I don't think we should be making people come to opera. We should be opening up these possibilities to people. Now that's from the repertoire, the choices of work we're doing. But this trust and loyalty to enable audiences to do this is very important. The other thing I learned about audiences is that we talk about The Audience - but of course we know it's made up of two thousand very different people. The only way to really understand the audience is to eavesdrop in the foyer, which I did regularly. You have to pretend that you're not listening. But I would deliberately go up where people were queuing at interval for coffee or Sekt or whatever, to eavesdrop. Because it's only then that you understand that the dialogue that's happening with the audience couldn't be more different than the dialogue that we have in the rehearsal room and in our discussions here at the Opera Conference. It's not the same dialogue. It's literally sometimes hilarious, sometimes revelatory, because you go ‘Oh, wow, that's interesting. They're talking about that.’ And sometimes so banal that you think, ‘oh, God, I'm gonna give up everything.’
(...)
There's no way you can produce masterpiece after masterpiece. No artist can do that. No opera house can do that. It's just a matter of balancing risk and success. I learned that in Berlin. God, there were some shocking shows we put on.
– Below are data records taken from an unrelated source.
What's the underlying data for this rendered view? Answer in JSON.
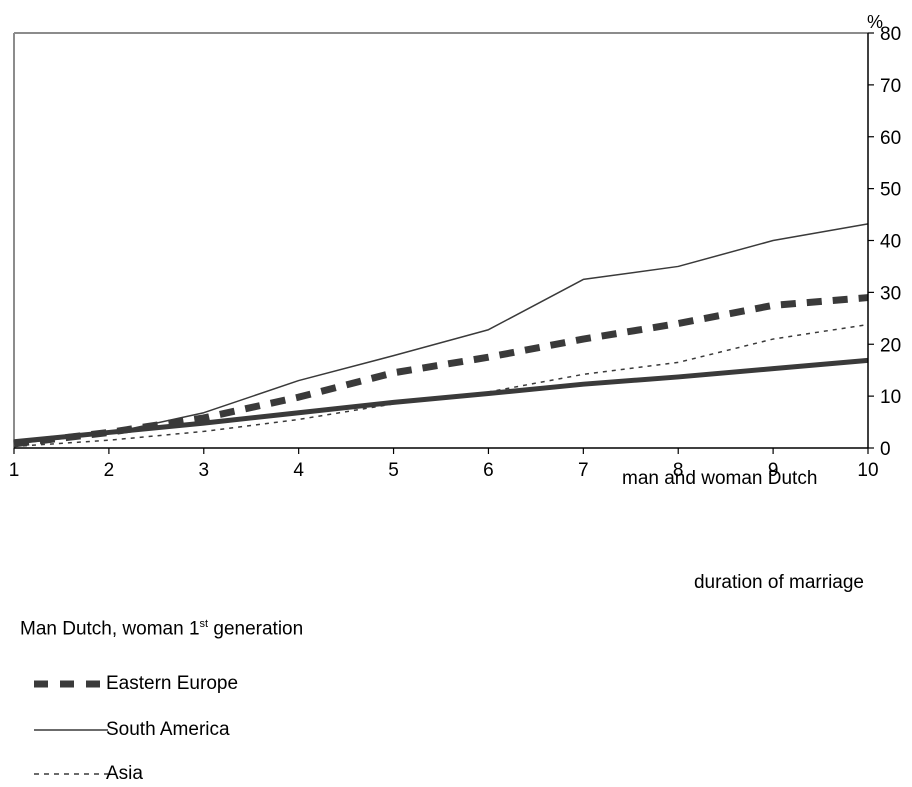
{
  "chart_data": {
    "type": "line",
    "x": [
      1,
      2,
      3,
      4,
      5,
      6,
      7,
      8,
      9,
      10
    ],
    "xlim": [
      1,
      10
    ],
    "ylim": [
      0,
      80
    ],
    "y_ticks": [
      "0",
      "10",
      "20",
      "30",
      "40",
      "50",
      "60",
      "70",
      "80"
    ],
    "x_ticks": [
      "1",
      "2",
      "3",
      "4",
      "5",
      "6",
      "7",
      "8",
      "9",
      "10"
    ],
    "y_unit": "%",
    "xlabel": "duration of marriage",
    "y_axis_side": "right",
    "grid": false,
    "series": [
      {
        "name": "Eastern Europe",
        "style": "dashed-thick",
        "color": "#3a3a3a",
        "values": [
          0.8,
          3.0,
          5.8,
          9.8,
          14.5,
          17.5,
          21.0,
          24.0,
          27.5,
          29.0
        ]
      },
      {
        "name": "South America",
        "style": "solid-thin",
        "color": "#3a3a3a",
        "values": [
          0.8,
          2.8,
          6.8,
          13.0,
          17.8,
          22.8,
          32.5,
          35.0,
          40.0,
          43.2
        ]
      },
      {
        "name": "Asia",
        "style": "dotted-thin",
        "color": "#3a3a3a",
        "values": [
          0.3,
          1.5,
          3.2,
          5.5,
          8.5,
          10.8,
          14.2,
          16.5,
          21.0,
          23.8
        ]
      },
      {
        "name": "man and woman Dutch",
        "style": "solid-thick",
        "color": "#3a3a3a",
        "values": [
          1.2,
          3.0,
          4.8,
          6.8,
          8.8,
          10.5,
          12.3,
          13.7,
          15.3,
          16.9
        ]
      }
    ],
    "annotation": "man and woman Dutch",
    "legend": {
      "title_prefix": "Man Dutch, woman 1",
      "title_sup": "st",
      "title_suffix": " generation",
      "entries": [
        "Eastern Europe",
        "South America",
        "Asia"
      ]
    }
  }
}
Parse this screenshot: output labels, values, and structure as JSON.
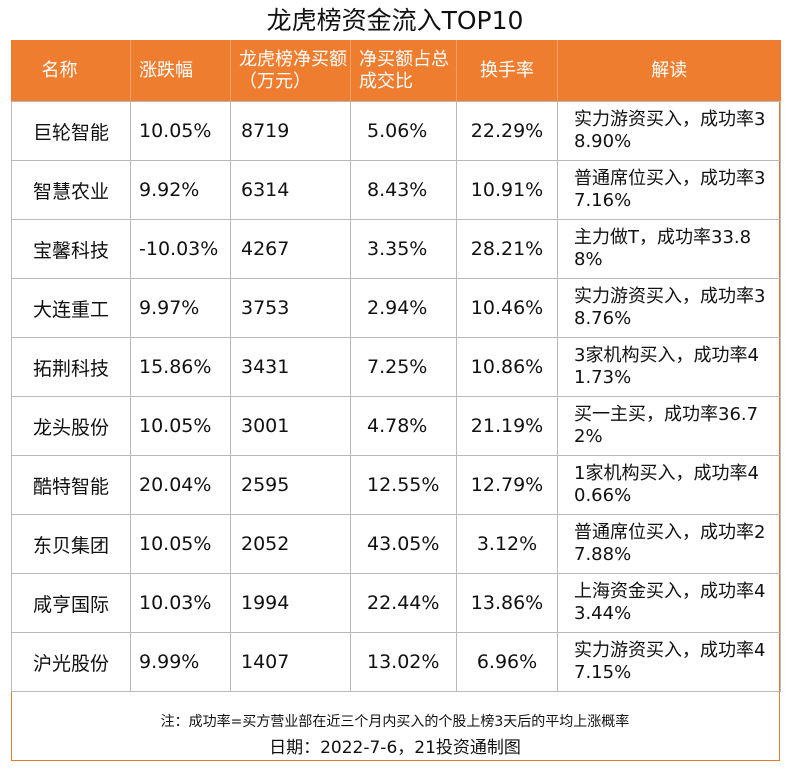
{
  "title": "龙虎榜资金流入TOP10",
  "header": {
    "name": "名称",
    "change": "涨跌幅",
    "net_buy": "龙虎榜净买额（万元）",
    "ratio": "净买额占总成交比",
    "turnover": "换手率",
    "comment": "解读"
  },
  "rows": [
    {
      "name": "巨轮智能",
      "change": "10.05%",
      "net_buy": "8719",
      "ratio": "5.06%",
      "turnover": "22.29%",
      "comment": "实力游资买入，成功率38.90%"
    },
    {
      "name": "智慧农业",
      "change": "9.92%",
      "net_buy": "6314",
      "ratio": "8.43%",
      "turnover": "10.91%",
      "comment": "普通席位买入，成功率37.16%"
    },
    {
      "name": "宝馨科技",
      "change": "-10.03%",
      "net_buy": "4267",
      "ratio": "3.35%",
      "turnover": "28.21%",
      "comment": "主力做T，成功率33.88%"
    },
    {
      "name": "大连重工",
      "change": "9.97%",
      "net_buy": "3753",
      "ratio": "2.94%",
      "turnover": "10.46%",
      "comment": "实力游资买入，成功率38.76%"
    },
    {
      "name": "拓荆科技",
      "change": "15.86%",
      "net_buy": "3431",
      "ratio": "7.25%",
      "turnover": "10.86%",
      "comment": "3家机构买入，成功率41.73%"
    },
    {
      "name": "龙头股份",
      "change": "10.05%",
      "net_buy": "3001",
      "ratio": "4.78%",
      "turnover": "21.19%",
      "comment": "买一主买，成功率36.72%"
    },
    {
      "name": "酷特智能",
      "change": "20.04%",
      "net_buy": "2595",
      "ratio": "12.55%",
      "turnover": "12.79%",
      "comment": "1家机构买入，成功率40.66%"
    },
    {
      "name": "东贝集团",
      "change": "10.05%",
      "net_buy": "2052",
      "ratio": "43.05%",
      "turnover": "3.12%",
      "comment": "普通席位买入，成功率27.88%"
    },
    {
      "name": "咸亨国际",
      "change": "10.03%",
      "net_buy": "1994",
      "ratio": "22.44%",
      "turnover": "13.86%",
      "comment": "上海资金买入，成功率43.44%"
    },
    {
      "name": "沪光股份",
      "change": "9.99%",
      "net_buy": "1407",
      "ratio": "13.02%",
      "turnover": "6.96%",
      "comment": "实力游资买入，成功率47.15%"
    }
  ],
  "note": "注：成功率=买方营业部在近三个月内买入的个股上榜3天后的平均上涨概率",
  "footer": "日期：2022-7-6，21投资通制图"
}
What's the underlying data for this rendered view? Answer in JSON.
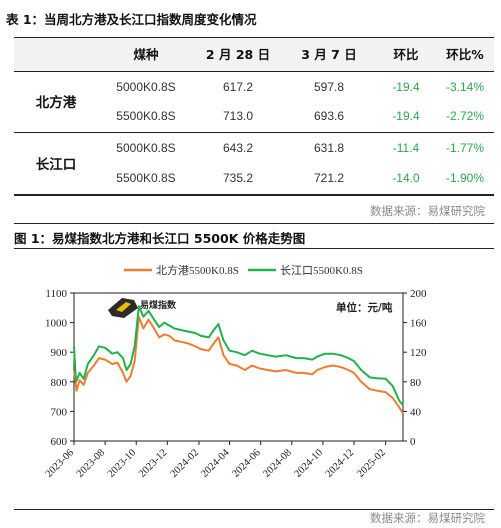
{
  "table": {
    "title": "表 1：当周北方港及长江口指数周度变化情况",
    "headers": [
      "煤种",
      "2 月 28 日",
      "3 月 7 日",
      "环比",
      "环比%"
    ],
    "groups": [
      {
        "name": "北方港",
        "rows": [
          {
            "coal": "5000K0.8S",
            "feb28": "617.2",
            "mar7": "597.8",
            "chg": "-19.4",
            "pct": "-3.14%"
          },
          {
            "coal": "5500K0.8S",
            "feb28": "713.0",
            "mar7": "693.6",
            "chg": "-19.4",
            "pct": "-2.72%"
          }
        ]
      },
      {
        "name": "长江口",
        "rows": [
          {
            "coal": "5000K0.8S",
            "feb28": "643.2",
            "mar7": "631.8",
            "chg": "-11.4",
            "pct": "-1.77%"
          },
          {
            "coal": "5500K0.8S",
            "feb28": "735.2",
            "mar7": "721.2",
            "chg": "-14.0",
            "pct": "-1.90%"
          }
        ]
      }
    ],
    "source": "数据来源：易煤研究院"
  },
  "figure": {
    "title": "图 1：易煤指数北方港和长江口 5500K 价格走势图",
    "logo_text": "易煤指数",
    "unit_label": "单位：元/吨",
    "source": "数据来源：易煤研究院"
  },
  "chart_data": {
    "type": "line",
    "x_ticks": [
      "2023-06",
      "2023-08",
      "2023-10",
      "2023-12",
      "2024-02",
      "2024-04",
      "2024-06",
      "2024-08",
      "2024-10",
      "2024-12",
      "2025-02"
    ],
    "ylim": [
      600,
      1100
    ],
    "yticks": [
      600,
      700,
      800,
      900,
      1000,
      1100
    ],
    "y2lim": [
      0,
      200
    ],
    "y2ticks": [
      0,
      40,
      80,
      120,
      160,
      200
    ],
    "series": [
      {
        "name": "北方港5500K0.8S",
        "color": "#ed7d31",
        "points": [
          [
            "2023-06-01",
            840
          ],
          [
            "2023-06-06",
            770
          ],
          [
            "2023-06-12",
            805
          ],
          [
            "2023-06-20",
            790
          ],
          [
            "2023-06-28",
            830
          ],
          [
            "2023-07-10",
            855
          ],
          [
            "2023-07-20",
            880
          ],
          [
            "2023-08-01",
            875
          ],
          [
            "2023-08-15",
            860
          ],
          [
            "2023-08-25",
            865
          ],
          [
            "2023-09-05",
            830
          ],
          [
            "2023-09-12",
            800
          ],
          [
            "2023-09-20",
            820
          ],
          [
            "2023-09-28",
            870
          ],
          [
            "2023-10-06",
            1020
          ],
          [
            "2023-10-15",
            980
          ],
          [
            "2023-10-25",
            1010
          ],
          [
            "2023-11-05",
            980
          ],
          [
            "2023-11-15",
            950
          ],
          [
            "2023-11-25",
            960
          ],
          [
            "2023-12-05",
            955
          ],
          [
            "2023-12-15",
            940
          ],
          [
            "2023-12-28",
            935
          ],
          [
            "2024-01-10",
            930
          ],
          [
            "2024-01-25",
            920
          ],
          [
            "2024-02-05",
            910
          ],
          [
            "2024-02-20",
            905
          ],
          [
            "2024-03-01",
            930
          ],
          [
            "2024-03-10",
            950
          ],
          [
            "2024-03-20",
            890
          ],
          [
            "2024-04-01",
            860
          ],
          [
            "2024-04-15",
            855
          ],
          [
            "2024-05-01",
            840
          ],
          [
            "2024-05-15",
            855
          ],
          [
            "2024-05-30",
            845
          ],
          [
            "2024-06-15",
            840
          ],
          [
            "2024-07-01",
            835
          ],
          [
            "2024-07-20",
            840
          ],
          [
            "2024-08-10",
            830
          ],
          [
            "2024-08-25",
            830
          ],
          [
            "2024-09-10",
            825
          ],
          [
            "2024-09-20",
            840
          ],
          [
            "2024-10-05",
            850
          ],
          [
            "2024-10-20",
            855
          ],
          [
            "2024-11-05",
            850
          ],
          [
            "2024-11-20",
            840
          ],
          [
            "2024-12-01",
            830
          ],
          [
            "2024-12-15",
            800
          ],
          [
            "2025-01-01",
            775
          ],
          [
            "2025-01-15",
            770
          ],
          [
            "2025-02-01",
            765
          ],
          [
            "2025-02-15",
            745
          ],
          [
            "2025-02-28",
            713
          ],
          [
            "2025-03-07",
            693.6
          ]
        ]
      },
      {
        "name": "长江口5500K0.8S",
        "color": "#22b14c",
        "points": [
          [
            "2023-06-01",
            920
          ],
          [
            "2023-06-05",
            800
          ],
          [
            "2023-06-12",
            830
          ],
          [
            "2023-06-20",
            810
          ],
          [
            "2023-06-28",
            860
          ],
          [
            "2023-07-10",
            890
          ],
          [
            "2023-07-20",
            920
          ],
          [
            "2023-08-01",
            915
          ],
          [
            "2023-08-15",
            895
          ],
          [
            "2023-08-25",
            900
          ],
          [
            "2023-09-05",
            880
          ],
          [
            "2023-09-12",
            840
          ],
          [
            "2023-09-20",
            860
          ],
          [
            "2023-09-28",
            920
          ],
          [
            "2023-10-06",
            1055
          ],
          [
            "2023-10-15",
            1020
          ],
          [
            "2023-10-25",
            1040
          ],
          [
            "2023-11-05",
            1010
          ],
          [
            "2023-11-15",
            985
          ],
          [
            "2023-11-25",
            1000
          ],
          [
            "2023-12-05",
            990
          ],
          [
            "2023-12-15",
            980
          ],
          [
            "2023-12-28",
            975
          ],
          [
            "2024-01-10",
            970
          ],
          [
            "2024-01-25",
            965
          ],
          [
            "2024-02-05",
            955
          ],
          [
            "2024-02-20",
            950
          ],
          [
            "2024-03-01",
            975
          ],
          [
            "2024-03-10",
            995
          ],
          [
            "2024-03-20",
            940
          ],
          [
            "2024-04-01",
            905
          ],
          [
            "2024-04-15",
            900
          ],
          [
            "2024-05-01",
            890
          ],
          [
            "2024-05-15",
            905
          ],
          [
            "2024-05-30",
            895
          ],
          [
            "2024-06-15",
            890
          ],
          [
            "2024-07-01",
            885
          ],
          [
            "2024-07-20",
            890
          ],
          [
            "2024-08-10",
            880
          ],
          [
            "2024-08-25",
            880
          ],
          [
            "2024-09-10",
            875
          ],
          [
            "2024-09-20",
            885
          ],
          [
            "2024-10-05",
            895
          ],
          [
            "2024-10-20",
            895
          ],
          [
            "2024-11-05",
            890
          ],
          [
            "2024-11-20",
            880
          ],
          [
            "2024-12-01",
            870
          ],
          [
            "2024-12-15",
            840
          ],
          [
            "2025-01-01",
            815
          ],
          [
            "2025-01-15",
            812
          ],
          [
            "2025-02-01",
            810
          ],
          [
            "2025-02-15",
            785
          ],
          [
            "2025-02-28",
            735.2
          ],
          [
            "2025-03-07",
            721.2
          ]
        ]
      }
    ]
  }
}
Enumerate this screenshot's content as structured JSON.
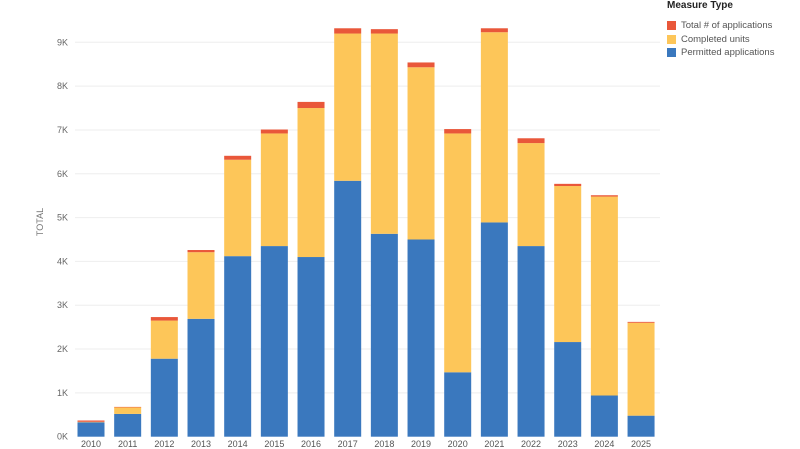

None directed by me, of course, but there were some shockers. It's not the point. Especially if you're protected, as we are in Germany at the moment, by a huge subsidy. We get the subsidy to fail. That's what subsidy actually is about. And by fail, I don't mean fail ‘Oh, my God, it's disastrous.’ I mean fail. Learn something from that. We made a mistake casting-wise, director-wise, conductor-wise. Very, very important. I learned this and I think that it was a time that was fantastic.
And I'm very happy it's over so I can go back to being an artist.